In the area of popular culture, it’s especially tricky. China has historically admired American entertainment and creativity, but its government reportedly fears its potency in subverting traditional culture and authority. Chinese media, entertainment and technology companies see the energy and the money created by superheroes at the box office and through merchandise licensing deals worldwide. Like others outside of comics culture, they see the costumes, the special effects, the formulaic storytelling and the action as the selling points, and recognize how the stories appeal to mass audiences across every media platform, even if they don’t understand exactly why they appeal.

Consequently, Chinese companies have moved in to strike up partnerships with content owners and publishers as a pure business play, absent any cultural overhead. In 2017, Chinese-owned investment company DMG (run by an American, Dan Mintz), acquired Valiant Entertainment. I have been told, perhaps in jest, that they were partially influenced by a story in Forbes that accurately but misleadingly identified Valiant as the owner of the “third-largest corporate owned superhero universe.”

Last year, a relatively unknown Chinese company called Vanguard Visionary Associates led by former Disney executive Stanley Chung, took a significant stake in Dark Horse to capitalize the company’s move into film and television production. Chinese conglomerate Wanda Group acquired Legendary Pictures for $3.5 billion, including its comic publishing division.

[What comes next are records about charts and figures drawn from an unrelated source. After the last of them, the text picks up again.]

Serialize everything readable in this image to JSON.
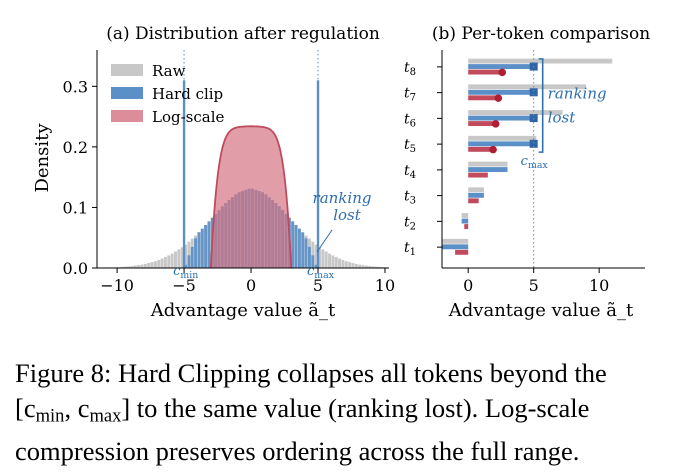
{
  "figure": {
    "caption_lines": [
      "Figure 8: Hard Clipping collapses all tokens beyond the",
      "[c_min, c_max] to the same value (ranking lost). Log-scale",
      "compression preserves ordering across the full range."
    ]
  },
  "colors": {
    "raw": "#c8c8c8",
    "hard_clip": "#5b8fc7",
    "log_scale": "#c14a5c",
    "log_scale_fill": "#d4707f",
    "annotation": "#2e6fad"
  },
  "chart_data": [
    {
      "type": "area",
      "title": "(a) Distribution after regulation",
      "xlabel": "Advantage value ã_t",
      "ylabel": "Density",
      "xlim": [
        -11.5,
        10.3
      ],
      "ylim": [
        0,
        0.36
      ],
      "xticks": [
        -10,
        -5,
        0,
        5,
        10
      ],
      "yticks": [
        0.0,
        0.1,
        0.2,
        0.3
      ],
      "grid": false,
      "legend_position": "top-left",
      "series": [
        {
          "name": "Raw",
          "kind": "histogram",
          "x": [
            -10,
            -9,
            -8,
            -7,
            -6,
            -5,
            -4,
            -3,
            -2,
            -1,
            0,
            1,
            2,
            3,
            4,
            5,
            6,
            7,
            8,
            9,
            10
          ],
          "y": [
            0.001,
            0.003,
            0.006,
            0.012,
            0.022,
            0.036,
            0.056,
            0.08,
            0.105,
            0.124,
            0.132,
            0.124,
            0.105,
            0.08,
            0.056,
            0.036,
            0.022,
            0.012,
            0.006,
            0.003,
            0.001
          ]
        },
        {
          "name": "Hard clip",
          "kind": "histogram",
          "x": [
            -5,
            -4,
            -3,
            -2,
            -1,
            0,
            1,
            2,
            3,
            4,
            5
          ],
          "y": [
            0.0,
            0.056,
            0.08,
            0.105,
            0.124,
            0.132,
            0.124,
            0.105,
            0.08,
            0.056,
            0.0
          ],
          "spikes": [
            {
              "x": -5,
              "y": 0.31
            },
            {
              "x": 5,
              "y": 0.31
            }
          ]
        },
        {
          "name": "Log-scale",
          "kind": "density",
          "x": [
            -3.0,
            -2.5,
            -2.0,
            -1.5,
            -1.0,
            -0.5,
            0,
            0.5,
            1.0,
            1.5,
            2.0,
            2.5,
            3.0
          ],
          "y": [
            0.0,
            0.03,
            0.12,
            0.2,
            0.228,
            0.232,
            0.234,
            0.232,
            0.228,
            0.2,
            0.12,
            0.03,
            0.0
          ]
        }
      ],
      "annotations": [
        {
          "text": "c_min",
          "x": -5.0
        },
        {
          "text": "c_max",
          "x": 5.0
        },
        {
          "text": "ranking",
          "x": 8.0,
          "y": 0.115
        },
        {
          "text": "lost",
          "x": 8.0,
          "y": 0.09
        }
      ]
    },
    {
      "type": "bar",
      "title": "(b) Per-token comparison",
      "xlabel": "Advantage value ã_t",
      "xlim": [
        -2.0,
        13.5
      ],
      "xticks": [
        0,
        5,
        10
      ],
      "grid": false,
      "categories": [
        "t1",
        "t2",
        "t3",
        "t4",
        "t5",
        "t6",
        "t7",
        "t8"
      ],
      "series": [
        {
          "name": "Raw",
          "values": [
            -2.0,
            -0.5,
            1.2,
            3.0,
            5.2,
            7.2,
            9.0,
            11.0
          ]
        },
        {
          "name": "Hard clip",
          "values": [
            -2.0,
            -0.5,
            1.2,
            3.0,
            5.0,
            5.0,
            5.0,
            5.0
          ]
        },
        {
          "name": "Log-scale",
          "values": [
            -1.0,
            -0.3,
            0.8,
            1.5,
            1.9,
            2.1,
            2.3,
            2.6
          ]
        }
      ],
      "annotations": [
        {
          "text": "ranking",
          "x": 8.2
        },
        {
          "text": "lost",
          "x": 8.2
        },
        {
          "text": "c_max",
          "x": 5.0
        }
      ]
    }
  ]
}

Marvel’s new collaboration with NetEase does not sound like one of those deals. Marvel and its parent, Disney, don’t need anyone’s money and seem to be doing fine in China with or without partners. That said, you can’t be too careful when it comes to a market of 1.3 billion people.

Let’s hope Marvel and its new partner use this as an opportunity to collaborate in ways that move the US-China story forward – respecting the integrity of Marvel’s US-based comic storytelling as well as China’s concerns over subversive content - rather than simply trimming out the tricky bits and pocketing the money.


The opinions expressed in this column are solely those of the writer, and do not necessarily reflect the views of the editorial staff of ICv2.com.